On a professional level, I have a business that my wife and I have run - with some success - for the past eight years. We have a small EFL/English school, attracting postgraduates, healthcare professionals and young people from across the EU. Since June 2016, we have seen a dramatic decrease in these numbers and, although this has been offset a little by occasional enquiries from China and Brazil, we cannot envisage continuing our business if the UK ends free movement to work and study.
More personally, I live in Birmingham and I come from a family of European refugees who escaped fascism to freedom and safety in the UK. Although I worked in Europe after graduating, I returned to work with disaffected young people with behavioural and mental health difficulties from Handsworth in Birmingham, where I had grown-up. I learned to be immensely grateful for the privileges that living in this country brought us and always to give back to the community in which we were raised. Our family never forgot we were European, but that didn't stop us being committed and caring professionals - three generations contributing to the education, health and well-being of our fellow Brummies.
I have tried to share this idea with my children: that, although they are Brits, they are also European - with a freedom to live, work, study and have fun across a whole continent. My children - now young professionals - have family and contacts in Italy, France, Poland, Denmark and Sweden. This should be an asset for them and for the country. Cutting that off is, surely, in no-one's interest?
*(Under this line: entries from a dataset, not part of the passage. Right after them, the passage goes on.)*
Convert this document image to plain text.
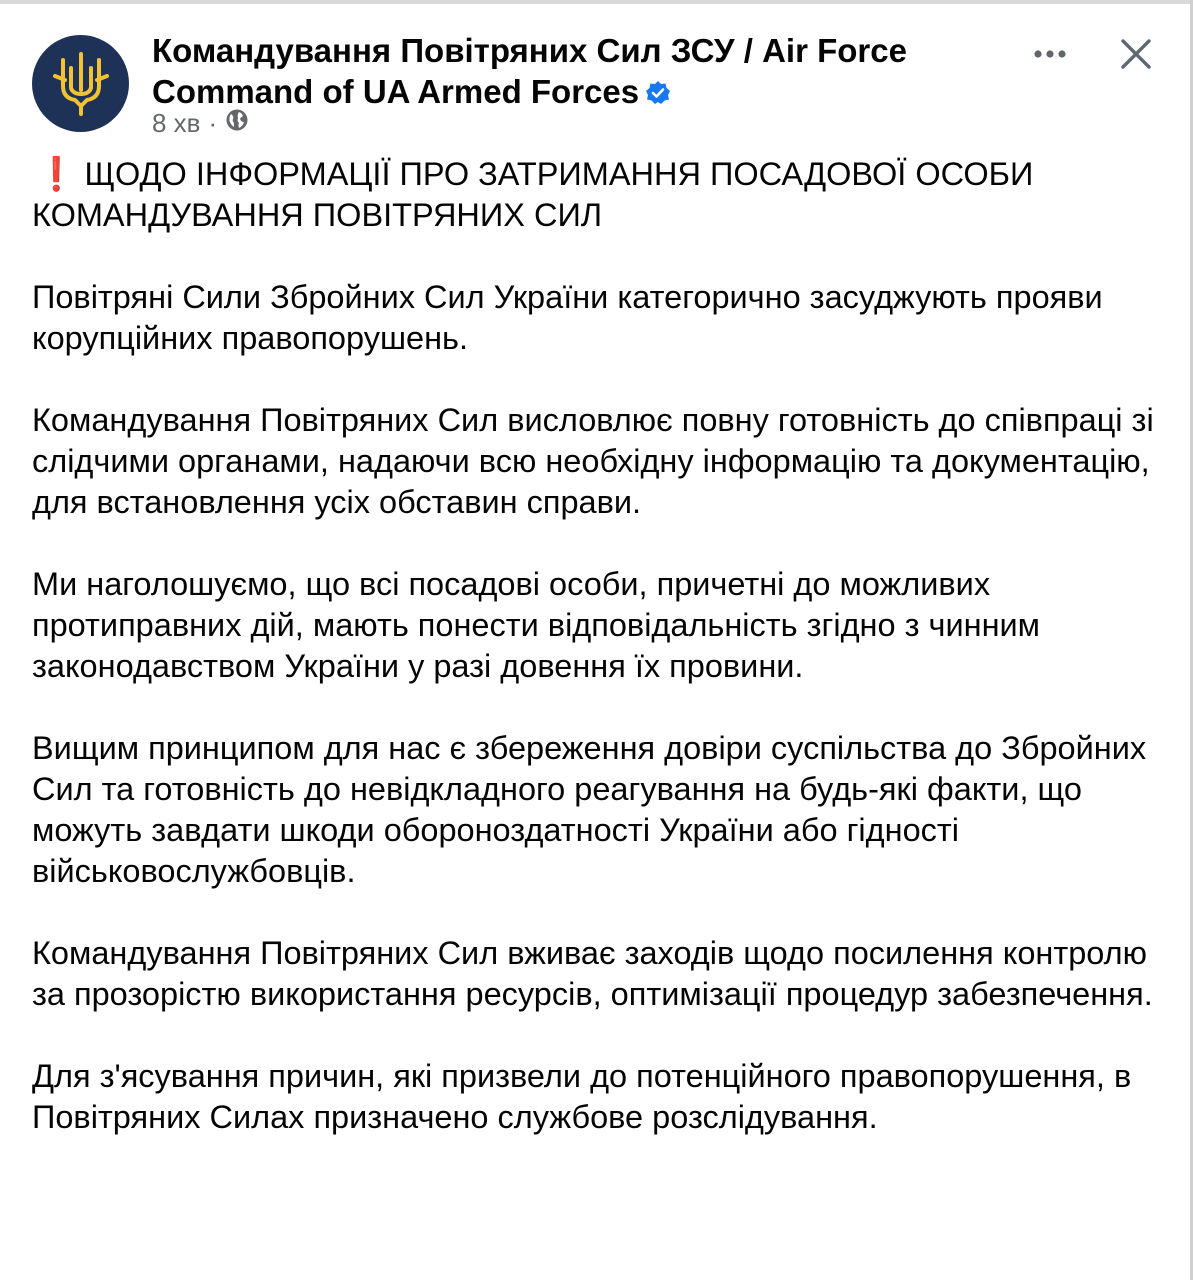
Командування Повітряних Сил ЗСУ / Air Force Command of UA Armed Forces
8 хв ·

❗ ЩОДО ІНФОРМАЦІЇ ПРО ЗАТРИМАННЯ ПОСАДОВОЇ ОСОБИ КОМАНДУВАННЯ ПОВІТРЯНИХ СИЛ

Повітряні Сили Збройних Сил України категорично засуджують прояви корупційних правопорушень.

Командування Повітряних Сил висловлює повну готовність до співпраці зі слідчими органами, надаючи всю необхідну інформацію та документацію, для встановлення усіх обставин справи.

Ми наголошуємо, що всі посадові особи, причетні до можливих протиправних дій, мають понести відповідальність згідно з чинним законодавством України у разі довення їх провини.

Вищим принципом для нас є збереження довіри суспільства до Збройних Сил та готовність до невідкладного реагування на будь-які факти, що можуть завдати шкоди обороноздатності України або гідності військовослужбовців.

Командування Повітряних Сил вживає заходів щодо посилення контролю за прозорістю використання ресурсів, оптимізації процедур забезпечення.

Для з'ясування причин, які призвели до потенційного правопорушення, в Повітряних Силах призначено службове розслідування.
For me, as a 'city boy' nearing retirement, membership of the EU meant that I could finally plan to live my dream of a quiet country life, writing and gardening, in South West France, whilst still staying in touch with my children in England, brother in Denmark and cousins in Sweden. The referendum was sickening and changed so much I felt about Britain. I believe one can simultaneously be a good Brummie, a good Brit and a good European. Why should we have to choose?